I used to believe that to win; I needed to keep the “pedal to the metal” all the time. Trying to be a successful professional, a solid leader at work, a good husband, active in my local church, be present with my family, and all the other responsibilities of life was exhausting. But because I wanted to win, I convinced myself I just needed to push through it.
YOU HAVE THE POWER TO DECIDE HOW YOU WILL LEAD.
As I’ve matured as a leader, I’ve realized that approach had a diminishing effect on myself. More important, it had a negative effect on people around me.
• Are you someone who brags about how little sleep you get? • Are you responding to emails early in the morning AND late at night? • Do you feel guilty or uncomfortable with down time? • Is everything you talk about work?
How you answer those questions will determine whether or not you may be pushing yourself beyond what is reasonable and effective. And it will come through in your leadership. Those you interact with the most will pick up on your cues and start to behave similarly.
Do you want to know what happens to leadership teams who are tired, stressed, and worn out? Mistakes, reduced productivity, and a predisposition to over-reacting to everyday situations and scenarios. All of which diminish your influence as a leader and could do irreparable harm to those around you.
SO HOW DO YOU START TO MAKE A CHANGE? IT STARTS WITH YOU.

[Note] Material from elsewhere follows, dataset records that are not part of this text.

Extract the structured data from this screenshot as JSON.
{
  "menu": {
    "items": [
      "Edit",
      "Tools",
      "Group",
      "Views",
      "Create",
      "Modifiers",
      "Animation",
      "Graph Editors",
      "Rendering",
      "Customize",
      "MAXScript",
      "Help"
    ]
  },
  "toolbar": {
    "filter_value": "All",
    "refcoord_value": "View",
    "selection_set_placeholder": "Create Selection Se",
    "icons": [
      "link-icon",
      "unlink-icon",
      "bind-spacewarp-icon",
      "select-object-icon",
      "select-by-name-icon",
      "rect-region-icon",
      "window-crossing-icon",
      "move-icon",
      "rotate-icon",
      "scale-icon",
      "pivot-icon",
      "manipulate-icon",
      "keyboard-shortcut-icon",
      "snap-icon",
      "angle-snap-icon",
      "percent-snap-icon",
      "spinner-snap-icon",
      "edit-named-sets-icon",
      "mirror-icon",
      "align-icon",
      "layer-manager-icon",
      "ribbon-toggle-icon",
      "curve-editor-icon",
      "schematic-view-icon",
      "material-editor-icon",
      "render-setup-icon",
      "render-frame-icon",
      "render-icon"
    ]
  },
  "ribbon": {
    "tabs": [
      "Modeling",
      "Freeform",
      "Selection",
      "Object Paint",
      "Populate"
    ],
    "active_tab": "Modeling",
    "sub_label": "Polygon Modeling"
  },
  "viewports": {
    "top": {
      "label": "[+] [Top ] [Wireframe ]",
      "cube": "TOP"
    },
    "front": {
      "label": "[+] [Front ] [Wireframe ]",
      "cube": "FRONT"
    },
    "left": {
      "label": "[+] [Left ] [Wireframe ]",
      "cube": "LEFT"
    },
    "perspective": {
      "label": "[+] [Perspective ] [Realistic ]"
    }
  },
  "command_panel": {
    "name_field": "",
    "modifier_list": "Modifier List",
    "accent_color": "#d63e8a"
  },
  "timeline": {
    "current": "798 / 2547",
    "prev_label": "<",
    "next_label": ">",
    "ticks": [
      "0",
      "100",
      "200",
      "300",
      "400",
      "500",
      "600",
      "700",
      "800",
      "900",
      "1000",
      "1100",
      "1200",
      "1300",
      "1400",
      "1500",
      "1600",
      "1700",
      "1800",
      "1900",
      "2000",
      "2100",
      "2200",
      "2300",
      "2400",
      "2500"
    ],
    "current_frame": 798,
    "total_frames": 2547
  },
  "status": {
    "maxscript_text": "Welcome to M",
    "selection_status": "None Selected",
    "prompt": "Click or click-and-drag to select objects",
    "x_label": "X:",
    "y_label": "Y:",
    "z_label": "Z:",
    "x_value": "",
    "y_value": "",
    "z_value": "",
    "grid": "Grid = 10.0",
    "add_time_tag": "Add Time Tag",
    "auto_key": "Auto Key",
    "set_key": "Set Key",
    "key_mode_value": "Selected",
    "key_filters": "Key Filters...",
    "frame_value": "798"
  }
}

At least, that’s what the highly-esteemed [McKinsey & Co discovered]( http://www.mckinsey.com/business-functions/organization/our-insights/the-ceos-role-in-leading-transformation) as they studied CEOs who created transformation in their organizations and those who couldn’t. They observed that CEOs who successfully achieved transformation in their companies modeled the behavior they wanted the organization to adopt. Therefore, any change had to start at the top.
To achieve transformation or breakthrough, you need a rested leadership team and staff. That is the only hope to ensure they have the mental energy to focus on the complex problems they each face as well as the physical stamina to endure whatever challenges are ahead.
Here are some suggestions to get started:
• Evaluate yourself. Be honest with yourself about how much rest is a priority in your life. Understand why or why not.
• Be the change you want to see in your staff. You must prioritize rest before anyone else will.
• Hold your staff accountable. Monitor how many days of vacation your leadership team uses. If you see someone who doesn’t use those days at all or very little, then challenge them to start doing taking regular time off.
• Plan down time together as a team. Break away from the office and do something together for a day or two.
• Make it part of your organization’s culture. Talk about it. Set expectations. Make it part of your onboarding process and ongoing employee evaluations.
IT’S RARELY THE STRONGEST, SMARTEST, OR MOST TALENTED LEADERS WHO SURVIVE. IT’S THE LEADER WHO STAYS IN THE GAME THE LONGEST—AND ENDURES—WHO WINS IN THE END.
The paradox of rest is this: it will fuel your success rather than keep you from it. It will seem counterintuitive at first, but you will find that a disciplined approach to rest will change your leadership potential.
REFLECT: Is rest a priority in your life and leadership? How is that reflected in the attitudes and behavior of your leadership team? What are you modeling for your entire organization?